Geldof woke us up 20 years ago, so why are more people starving now?
Certainly, they were the primary reasons given by a young man named Bob Geldof for getting involved in music.
He might have added - and I want to make a difference. He’s rich, he’s famous, and if he’s made it three out of three, that’s his own business.
But for just about 20 years, Bob Geldof has been better known as one of the most powerful and effective advocates for the developing world than as anything else. Last Friday he demonstrated why.
He was speaking in Dublin to an audience of bankers (“Just how I wanted to end my career,” he began wryly, “making after-dinner speeches to f***ing bankers”), and after one or two jokes at the expense of their profession, he launched into a passionate, no-holds-barred description of poverty and AIDS in Africa.
The 900 people present were spellbound, and some were in tears as he spoke quietly and passionately about the failure of politics to get to grips with an eminently solvable set of problems.
He spelled it out in stark and simple terms. Growth in the world’s economy - in part of the world’s economy - has meant that the unsustainable gap between rich and poor in the world has become even wider.
The irony is that the more we are in a position to solve the problem, the bigger it gets. Malnutrition, AIDS, violence, oppression of women, exploitation of children, illiteracy are a daily reality for millions of people in the world. For many more of us, second holidays, second homes, second cars are becoming the bare necessities of life.
Perhaps it’s our consumerism, our need to keep acquiring more and more that makes us blind to the choices made on our behalf where the developing world is concerned. Because we shouldn’t be under any illusion about this. Unfair trade works to our benefit, at least in the short term. Relieving the huge financial burden of debt that is crippling the developing world might require us to make a tiny sacrifice (and it would be tiny). The mismanagement of aid to the developing world, and the miserly decisions made about it, are made on our behalf.
Choices, in other words. There are three great issues to be resolved if the relationship between us and the developing world is ever to be placed on any kind of a just and fair footing - a level playing field, as the bankers might say. Trade, debt and aid. And now is the time to address those issues. The rich world is richer than it has ever been.
If most or all of the debts of the developing world were wiped out, we would barely notice the impact on us. If the necessary investment was made in the education and treatment programmes required by the spread of AIDS, the cost of supporting that would be miniscule on a per capita basis. And in some parts of Africa, the current generation has already been doomed by AIDS. Education and treatment is essentially about saving the next generation.
Back in 2001, at the ill-fated Genoa summit of the G8 (the eight most powerful and advanced countries on the planet), all these issues were on the agenda. That was a summit marked by disaster, as protesters clashed with heavily armed police, with fatal consequences. But it was also a summit marked by promises on behalf of the world’s rich (us) to the world’s poor (them). If all those promises had been kept we’d be well on the way already to a visible reduction of world poverty, and to a narrowing of the gap between us and them. In the last four years, neither of these things has happened.

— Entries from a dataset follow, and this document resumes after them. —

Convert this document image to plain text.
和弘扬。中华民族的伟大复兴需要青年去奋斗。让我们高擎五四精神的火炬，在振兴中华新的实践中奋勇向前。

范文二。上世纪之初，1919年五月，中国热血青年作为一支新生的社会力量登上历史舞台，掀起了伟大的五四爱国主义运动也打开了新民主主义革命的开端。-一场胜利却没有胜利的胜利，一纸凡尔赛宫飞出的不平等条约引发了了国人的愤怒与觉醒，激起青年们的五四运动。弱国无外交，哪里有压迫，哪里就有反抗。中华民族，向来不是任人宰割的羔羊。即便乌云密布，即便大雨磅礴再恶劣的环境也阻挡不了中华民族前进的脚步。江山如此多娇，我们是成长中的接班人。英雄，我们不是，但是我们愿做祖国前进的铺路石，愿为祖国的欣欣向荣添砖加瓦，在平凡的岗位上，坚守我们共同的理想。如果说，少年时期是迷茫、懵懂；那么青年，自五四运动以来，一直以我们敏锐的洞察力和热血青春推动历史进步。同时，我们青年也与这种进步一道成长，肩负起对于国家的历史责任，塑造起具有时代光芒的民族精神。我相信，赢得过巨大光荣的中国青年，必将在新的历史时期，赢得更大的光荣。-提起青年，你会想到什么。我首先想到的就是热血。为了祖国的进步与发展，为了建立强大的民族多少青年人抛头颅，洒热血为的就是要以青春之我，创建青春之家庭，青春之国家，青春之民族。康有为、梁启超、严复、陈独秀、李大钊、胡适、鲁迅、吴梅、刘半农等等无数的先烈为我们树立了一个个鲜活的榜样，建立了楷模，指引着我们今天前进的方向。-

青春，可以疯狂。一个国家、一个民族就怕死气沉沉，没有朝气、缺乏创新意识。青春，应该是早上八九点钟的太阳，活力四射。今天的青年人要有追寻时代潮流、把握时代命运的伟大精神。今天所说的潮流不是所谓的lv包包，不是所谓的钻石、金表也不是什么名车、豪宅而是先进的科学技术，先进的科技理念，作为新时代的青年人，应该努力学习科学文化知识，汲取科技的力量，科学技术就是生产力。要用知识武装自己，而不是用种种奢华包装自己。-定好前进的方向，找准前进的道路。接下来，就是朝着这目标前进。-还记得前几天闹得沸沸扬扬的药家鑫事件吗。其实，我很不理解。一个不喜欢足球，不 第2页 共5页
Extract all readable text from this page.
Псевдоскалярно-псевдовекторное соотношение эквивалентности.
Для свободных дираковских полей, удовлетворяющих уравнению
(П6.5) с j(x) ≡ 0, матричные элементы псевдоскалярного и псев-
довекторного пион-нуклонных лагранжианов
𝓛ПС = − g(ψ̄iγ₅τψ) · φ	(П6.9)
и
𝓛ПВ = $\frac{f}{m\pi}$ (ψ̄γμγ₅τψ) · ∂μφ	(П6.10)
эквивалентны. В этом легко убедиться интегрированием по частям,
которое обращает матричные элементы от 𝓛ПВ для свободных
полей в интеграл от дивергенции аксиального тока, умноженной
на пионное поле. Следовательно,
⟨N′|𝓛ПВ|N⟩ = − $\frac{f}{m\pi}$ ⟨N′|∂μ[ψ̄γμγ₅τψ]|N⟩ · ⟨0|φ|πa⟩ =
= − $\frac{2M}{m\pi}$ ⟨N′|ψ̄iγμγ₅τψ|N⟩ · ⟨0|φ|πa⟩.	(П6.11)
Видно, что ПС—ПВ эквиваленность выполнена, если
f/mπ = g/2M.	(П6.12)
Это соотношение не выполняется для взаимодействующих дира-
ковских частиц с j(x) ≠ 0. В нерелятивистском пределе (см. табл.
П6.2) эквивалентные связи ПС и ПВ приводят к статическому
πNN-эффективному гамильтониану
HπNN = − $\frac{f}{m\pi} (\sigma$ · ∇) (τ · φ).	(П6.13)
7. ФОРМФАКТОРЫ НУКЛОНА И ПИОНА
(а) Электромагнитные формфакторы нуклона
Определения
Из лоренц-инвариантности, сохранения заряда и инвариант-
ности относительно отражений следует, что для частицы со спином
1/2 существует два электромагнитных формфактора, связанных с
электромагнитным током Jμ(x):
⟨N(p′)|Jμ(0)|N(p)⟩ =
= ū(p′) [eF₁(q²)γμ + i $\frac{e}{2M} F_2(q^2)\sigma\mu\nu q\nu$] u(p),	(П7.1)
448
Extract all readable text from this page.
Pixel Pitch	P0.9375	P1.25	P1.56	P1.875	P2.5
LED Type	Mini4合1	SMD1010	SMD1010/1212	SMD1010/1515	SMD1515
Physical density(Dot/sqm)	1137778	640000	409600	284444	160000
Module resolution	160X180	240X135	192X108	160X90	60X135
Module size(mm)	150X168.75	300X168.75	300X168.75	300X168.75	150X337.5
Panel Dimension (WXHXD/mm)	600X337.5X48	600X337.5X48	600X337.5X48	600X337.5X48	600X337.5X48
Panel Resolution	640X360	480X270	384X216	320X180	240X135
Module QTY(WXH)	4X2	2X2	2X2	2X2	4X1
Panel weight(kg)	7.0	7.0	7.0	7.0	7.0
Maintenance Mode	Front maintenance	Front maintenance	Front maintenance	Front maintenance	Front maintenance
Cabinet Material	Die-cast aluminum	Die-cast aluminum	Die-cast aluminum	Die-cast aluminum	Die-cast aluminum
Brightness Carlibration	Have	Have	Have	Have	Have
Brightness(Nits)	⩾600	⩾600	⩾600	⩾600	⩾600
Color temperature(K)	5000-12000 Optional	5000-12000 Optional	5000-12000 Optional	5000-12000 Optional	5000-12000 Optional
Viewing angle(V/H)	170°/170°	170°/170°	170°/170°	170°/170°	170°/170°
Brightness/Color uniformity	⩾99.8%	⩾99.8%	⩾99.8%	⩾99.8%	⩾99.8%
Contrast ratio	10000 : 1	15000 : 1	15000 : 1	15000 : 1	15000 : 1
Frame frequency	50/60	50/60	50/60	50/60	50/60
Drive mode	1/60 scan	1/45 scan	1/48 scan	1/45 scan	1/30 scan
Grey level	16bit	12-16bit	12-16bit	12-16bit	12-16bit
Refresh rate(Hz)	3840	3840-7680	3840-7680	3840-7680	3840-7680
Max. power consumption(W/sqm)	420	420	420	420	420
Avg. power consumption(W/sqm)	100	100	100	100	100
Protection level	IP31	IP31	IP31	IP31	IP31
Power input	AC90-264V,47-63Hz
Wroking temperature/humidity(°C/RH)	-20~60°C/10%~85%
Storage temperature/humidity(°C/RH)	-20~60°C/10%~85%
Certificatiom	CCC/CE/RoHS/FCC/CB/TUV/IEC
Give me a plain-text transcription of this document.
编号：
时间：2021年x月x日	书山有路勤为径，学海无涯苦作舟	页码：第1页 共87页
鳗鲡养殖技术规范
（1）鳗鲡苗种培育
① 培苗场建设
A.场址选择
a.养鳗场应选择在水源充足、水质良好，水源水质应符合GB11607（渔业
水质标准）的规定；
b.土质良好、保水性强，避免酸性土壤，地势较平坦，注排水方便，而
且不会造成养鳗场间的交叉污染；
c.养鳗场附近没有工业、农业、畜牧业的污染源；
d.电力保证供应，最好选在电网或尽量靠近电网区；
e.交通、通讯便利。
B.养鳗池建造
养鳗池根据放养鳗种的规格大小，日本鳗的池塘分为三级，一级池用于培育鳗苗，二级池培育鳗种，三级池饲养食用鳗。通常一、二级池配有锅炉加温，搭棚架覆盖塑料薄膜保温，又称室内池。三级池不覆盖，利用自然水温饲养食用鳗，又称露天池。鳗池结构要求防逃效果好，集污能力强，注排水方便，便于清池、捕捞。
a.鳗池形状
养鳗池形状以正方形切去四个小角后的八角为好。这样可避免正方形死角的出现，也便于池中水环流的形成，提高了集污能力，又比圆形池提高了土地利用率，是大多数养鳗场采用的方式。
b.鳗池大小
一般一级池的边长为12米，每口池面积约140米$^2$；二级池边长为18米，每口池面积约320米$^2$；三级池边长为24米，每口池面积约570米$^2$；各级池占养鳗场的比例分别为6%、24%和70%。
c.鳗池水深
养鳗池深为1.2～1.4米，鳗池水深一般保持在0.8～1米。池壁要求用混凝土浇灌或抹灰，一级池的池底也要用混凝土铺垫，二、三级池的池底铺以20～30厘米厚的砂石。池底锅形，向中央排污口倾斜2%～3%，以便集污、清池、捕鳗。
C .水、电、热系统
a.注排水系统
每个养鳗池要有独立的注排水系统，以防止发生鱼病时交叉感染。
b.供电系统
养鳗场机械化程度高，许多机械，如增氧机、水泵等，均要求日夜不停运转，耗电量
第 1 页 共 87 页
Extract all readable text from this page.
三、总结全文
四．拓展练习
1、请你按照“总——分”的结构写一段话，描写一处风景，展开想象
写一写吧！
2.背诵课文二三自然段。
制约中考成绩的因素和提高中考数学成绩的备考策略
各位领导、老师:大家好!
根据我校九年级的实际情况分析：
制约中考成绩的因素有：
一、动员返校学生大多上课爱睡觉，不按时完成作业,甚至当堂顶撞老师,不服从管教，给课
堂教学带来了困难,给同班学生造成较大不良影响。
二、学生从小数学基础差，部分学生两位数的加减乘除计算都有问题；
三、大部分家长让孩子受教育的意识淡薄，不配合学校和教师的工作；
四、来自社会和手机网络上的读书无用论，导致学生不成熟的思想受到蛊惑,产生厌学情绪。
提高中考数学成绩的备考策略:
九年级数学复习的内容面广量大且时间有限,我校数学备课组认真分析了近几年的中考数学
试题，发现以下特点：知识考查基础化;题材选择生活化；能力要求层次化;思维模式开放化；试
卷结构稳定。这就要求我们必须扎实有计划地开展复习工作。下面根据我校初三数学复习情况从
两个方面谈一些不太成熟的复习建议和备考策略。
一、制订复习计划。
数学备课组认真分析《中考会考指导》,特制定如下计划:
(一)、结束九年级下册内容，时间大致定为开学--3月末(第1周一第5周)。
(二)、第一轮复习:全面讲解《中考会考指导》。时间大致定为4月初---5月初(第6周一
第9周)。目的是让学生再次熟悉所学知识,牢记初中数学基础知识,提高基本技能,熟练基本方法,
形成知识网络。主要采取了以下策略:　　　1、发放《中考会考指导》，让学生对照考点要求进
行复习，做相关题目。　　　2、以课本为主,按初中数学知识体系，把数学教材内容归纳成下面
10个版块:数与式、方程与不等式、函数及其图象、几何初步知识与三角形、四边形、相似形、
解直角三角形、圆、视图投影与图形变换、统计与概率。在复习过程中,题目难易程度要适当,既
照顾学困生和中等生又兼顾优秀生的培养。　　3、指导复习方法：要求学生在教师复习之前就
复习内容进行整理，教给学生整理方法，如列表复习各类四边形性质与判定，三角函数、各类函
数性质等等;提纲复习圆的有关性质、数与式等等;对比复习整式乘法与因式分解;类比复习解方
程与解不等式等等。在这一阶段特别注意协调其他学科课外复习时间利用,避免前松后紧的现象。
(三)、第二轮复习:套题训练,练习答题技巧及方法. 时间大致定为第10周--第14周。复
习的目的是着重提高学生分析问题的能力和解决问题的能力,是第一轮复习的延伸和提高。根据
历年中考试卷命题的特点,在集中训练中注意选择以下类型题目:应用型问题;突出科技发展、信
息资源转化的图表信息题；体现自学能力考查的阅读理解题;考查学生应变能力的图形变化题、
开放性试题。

What did happen, of course, was 9/11 and the subsequent war on terrorism, the invasion of Iraq, and the preoccupation of the developed world with our own safety. Issues like world poverty slipped down the agenda, while world paranoia crept to the top. Three thousand people died in the Twin Towers. Nine times that number of children die every day, every single day, in conditions of extreme poverty throughout the world. That’s right - 28,000 children die from poverty-related causes every day.
Throughout the world, 1.2 billion people live on less than $1 per day. Eight hundred million people go to bed hungry every day. They’re United Nations statistics, from a report that refers in its preface to the “uneven distribution” of resources in the world.
Some uneven distribution! A world full of more expensive and extensive consumerism than at any time its history, a world that is engaged in an orgy of consumerism to an extent that was unimaginable 50 or 40 or 30 years ago. And one in every eight of us goes to bed hungry every night.
Bob Geldof knows all these figures. As he talked last Friday about the conditions he had seen in the world, conditions he said that no human being should ever have to see, his voice never rose. Indeed, he occasionally broke through the tension of what he was describing with a joke or an irreverent remark. But you could see, nevertheless, the anger in him at the things he was talking about.
And part of that anger, I suspect, is that in mid-summer this year the world, and especially the world’s media, will all go mad celebrating the 20th anniversary of the Live Aid concert. What a day that was, the day that world consciousness about poverty and hunger was at an all-time high, the day we all made good resolutions (while we were drinking beer and singing along with Status Quo) about how things would never be the same again.
Twenty years later, things aren’t the same again. They’re worse. Worse because of the basic conditions, and worse again because we can afford to change these conditions.
Not us, you’re saying. This is an issue that only the world can solve, or the EU, or someone else. Not us on our own.
Of course not. We can’t solve all the problems of the world, and God knows every time people in Ireland are asked they do their best. But what we can’t ignore is the broken promises.
Ireland has promised, solemnly and faithfully, to reach the UN target that we would commit 0.7% of our national wealth to aid to the developing world. The Taoiseach, campaigning for support so that Ireland could become a member of the UN security council, stated unequivocally that we would reach the target by 2007.
Our commitment was appreciated throughout Africa. But shortly after they voted us on to the security council, we announced that we wouldn’t be keeping that promise. Because our economy is growing so fast, the amounts necessary to keep the promise are bigger than they would otherwise have been. In other words, there was a time we were too poor to keep our promises. Now, we’re too rich.